The Philippines turns to the Yen markets to successfully price a transaction for the country''s power utility.

A Y61.75 billion ($500 million) twin tranche issue for Psalm (Power Sector Asset Liabilities Management Corp) was priced last night by Nomura. The deal carries guarantees from both the Republic of the Philippines and Asian Development Bank (ADB) and marks the first co-financing for a Philippines credit in Yen since a Nexi deal for the sovereign last December.

Like many deals for the National Power Corporation (Napocor), the current 18 and 20 year deal has been some months in the making, but ultimately appears to have proved successful because it could offer a risk/reward profile that suited the needs of long-dated Japanese investors.

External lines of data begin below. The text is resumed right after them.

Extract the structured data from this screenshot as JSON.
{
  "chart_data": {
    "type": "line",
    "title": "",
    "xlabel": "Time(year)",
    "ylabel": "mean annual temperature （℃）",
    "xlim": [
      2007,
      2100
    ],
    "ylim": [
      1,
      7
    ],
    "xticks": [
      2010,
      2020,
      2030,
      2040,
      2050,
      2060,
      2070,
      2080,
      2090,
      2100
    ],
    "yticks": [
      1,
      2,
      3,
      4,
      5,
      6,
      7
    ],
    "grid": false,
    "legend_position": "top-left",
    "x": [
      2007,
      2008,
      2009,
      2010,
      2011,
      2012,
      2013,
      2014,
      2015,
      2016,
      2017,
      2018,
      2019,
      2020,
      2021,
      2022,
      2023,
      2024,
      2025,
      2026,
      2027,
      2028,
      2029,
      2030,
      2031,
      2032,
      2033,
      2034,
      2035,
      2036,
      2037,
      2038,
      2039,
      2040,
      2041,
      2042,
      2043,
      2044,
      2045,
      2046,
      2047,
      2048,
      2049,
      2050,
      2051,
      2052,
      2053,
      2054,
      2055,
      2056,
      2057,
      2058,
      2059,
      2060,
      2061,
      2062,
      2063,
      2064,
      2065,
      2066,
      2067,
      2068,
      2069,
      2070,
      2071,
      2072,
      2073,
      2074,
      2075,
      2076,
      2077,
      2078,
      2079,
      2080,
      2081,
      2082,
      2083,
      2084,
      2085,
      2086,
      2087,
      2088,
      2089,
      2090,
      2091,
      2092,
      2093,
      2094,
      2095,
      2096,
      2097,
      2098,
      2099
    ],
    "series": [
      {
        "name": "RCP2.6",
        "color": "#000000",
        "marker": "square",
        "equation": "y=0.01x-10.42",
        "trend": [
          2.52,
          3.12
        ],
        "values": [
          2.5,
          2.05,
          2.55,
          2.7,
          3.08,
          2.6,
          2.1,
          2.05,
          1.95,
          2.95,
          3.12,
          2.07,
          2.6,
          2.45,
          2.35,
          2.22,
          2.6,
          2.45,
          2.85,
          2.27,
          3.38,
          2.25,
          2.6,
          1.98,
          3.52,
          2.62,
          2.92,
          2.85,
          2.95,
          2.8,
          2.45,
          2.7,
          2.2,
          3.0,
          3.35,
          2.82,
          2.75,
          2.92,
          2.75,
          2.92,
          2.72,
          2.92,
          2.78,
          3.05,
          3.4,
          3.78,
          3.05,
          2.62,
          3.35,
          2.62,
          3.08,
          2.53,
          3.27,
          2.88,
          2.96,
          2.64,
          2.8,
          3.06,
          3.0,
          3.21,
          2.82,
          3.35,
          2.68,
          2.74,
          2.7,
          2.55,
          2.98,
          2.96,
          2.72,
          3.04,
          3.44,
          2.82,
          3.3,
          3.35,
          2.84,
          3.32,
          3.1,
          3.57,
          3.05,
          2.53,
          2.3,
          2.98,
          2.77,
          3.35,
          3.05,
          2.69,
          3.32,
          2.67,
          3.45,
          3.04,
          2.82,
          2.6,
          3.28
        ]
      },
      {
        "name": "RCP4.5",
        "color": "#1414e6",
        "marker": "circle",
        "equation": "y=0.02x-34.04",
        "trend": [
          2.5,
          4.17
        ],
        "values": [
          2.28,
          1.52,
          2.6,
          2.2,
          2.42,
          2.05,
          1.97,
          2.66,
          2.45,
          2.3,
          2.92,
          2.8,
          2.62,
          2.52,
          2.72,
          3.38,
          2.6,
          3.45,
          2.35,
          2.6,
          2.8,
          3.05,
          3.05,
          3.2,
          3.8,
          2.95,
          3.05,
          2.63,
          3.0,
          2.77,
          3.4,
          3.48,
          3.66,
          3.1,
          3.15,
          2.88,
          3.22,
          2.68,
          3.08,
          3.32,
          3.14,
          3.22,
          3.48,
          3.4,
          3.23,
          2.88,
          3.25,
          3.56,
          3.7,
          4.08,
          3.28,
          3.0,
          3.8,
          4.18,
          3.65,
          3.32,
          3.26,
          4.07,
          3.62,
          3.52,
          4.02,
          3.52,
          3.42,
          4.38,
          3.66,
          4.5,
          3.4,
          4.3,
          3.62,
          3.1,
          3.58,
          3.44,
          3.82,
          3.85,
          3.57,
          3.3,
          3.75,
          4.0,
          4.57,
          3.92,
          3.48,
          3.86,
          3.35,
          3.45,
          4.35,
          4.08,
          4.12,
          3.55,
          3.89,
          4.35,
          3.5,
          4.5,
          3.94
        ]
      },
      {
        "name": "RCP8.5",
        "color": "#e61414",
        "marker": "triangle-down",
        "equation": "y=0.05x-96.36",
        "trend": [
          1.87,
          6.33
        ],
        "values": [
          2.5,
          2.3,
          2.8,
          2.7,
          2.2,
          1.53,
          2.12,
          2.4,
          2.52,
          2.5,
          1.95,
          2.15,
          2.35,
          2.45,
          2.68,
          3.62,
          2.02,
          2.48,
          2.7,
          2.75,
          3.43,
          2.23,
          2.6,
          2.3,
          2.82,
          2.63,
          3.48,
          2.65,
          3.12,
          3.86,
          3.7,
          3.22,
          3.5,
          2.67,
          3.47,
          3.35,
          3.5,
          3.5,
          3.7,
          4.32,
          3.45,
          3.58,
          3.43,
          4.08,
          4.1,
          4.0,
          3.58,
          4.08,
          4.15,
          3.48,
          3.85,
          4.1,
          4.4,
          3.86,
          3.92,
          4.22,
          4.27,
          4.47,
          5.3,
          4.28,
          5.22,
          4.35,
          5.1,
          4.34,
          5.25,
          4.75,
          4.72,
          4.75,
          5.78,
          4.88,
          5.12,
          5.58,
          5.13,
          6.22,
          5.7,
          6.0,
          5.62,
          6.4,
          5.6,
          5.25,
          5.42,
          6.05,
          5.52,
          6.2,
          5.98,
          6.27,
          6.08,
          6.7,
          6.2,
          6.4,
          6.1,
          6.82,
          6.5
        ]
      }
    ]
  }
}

One Y24.75 billion tranche of 18 year paper was priced at 99.457% on a coupon of 3.2% and one Y37 billion tranche of 20 year paper at 99.645% with a 3.55% coupon. On a dollar libor basis, this is said to equate to a mid 200bp level. Moody's has assigned a Baa1 rating, three notches above the sovereign Ba1 ceiling.

Both tranches have principal guarantees from the ADB and full principal and coupon guarantees from the sovereign. The ADB has also guaranteed the last 10 years of coupon payments on each tranche to give the overall deal a roughly 35% ADB risk component.

Officials say that Japanese investors are happy to take the first 10 years of pure Philippines risk and compared pricing to equivalently rated deals for credits such as Tunisia, which similarly pay 3% plus coupons. Allocated on a private placement basis with no further syndicate, paper is said to have gone to just a handful of domestic institutions, mainly comprising life insurance companies and a few asset managers.

In addition to the Yen transaction, the Philippines still has $250 million on its shelf and is supposed to be issuing an ADB dollar co-financing in the new year under the lead management of Salomon Smith Barney. However, many do not believe it will see the light of day because dollar-based investors are not likely to accept the first 10-years of sovereign guaranteed risk for Psalm without a hefty pricing premium over the sovereign curve.

The dollar denominated deal was also set to use a rolling coupon guarantee structure, which has become discredited since Argentina defaulted on a $250 million zero coupon bond issue guaranteed by the World Bank in mid-October. Prior to Argentina's default, it had been widely assumed that no borrower would default on such debt because failure to re-pay the coupon after a 60-day grace period would result in the other acceleration of other World Bank loans to the issuing country. In November, however, the World Bank said that it would waive Argentina's event of default clauses.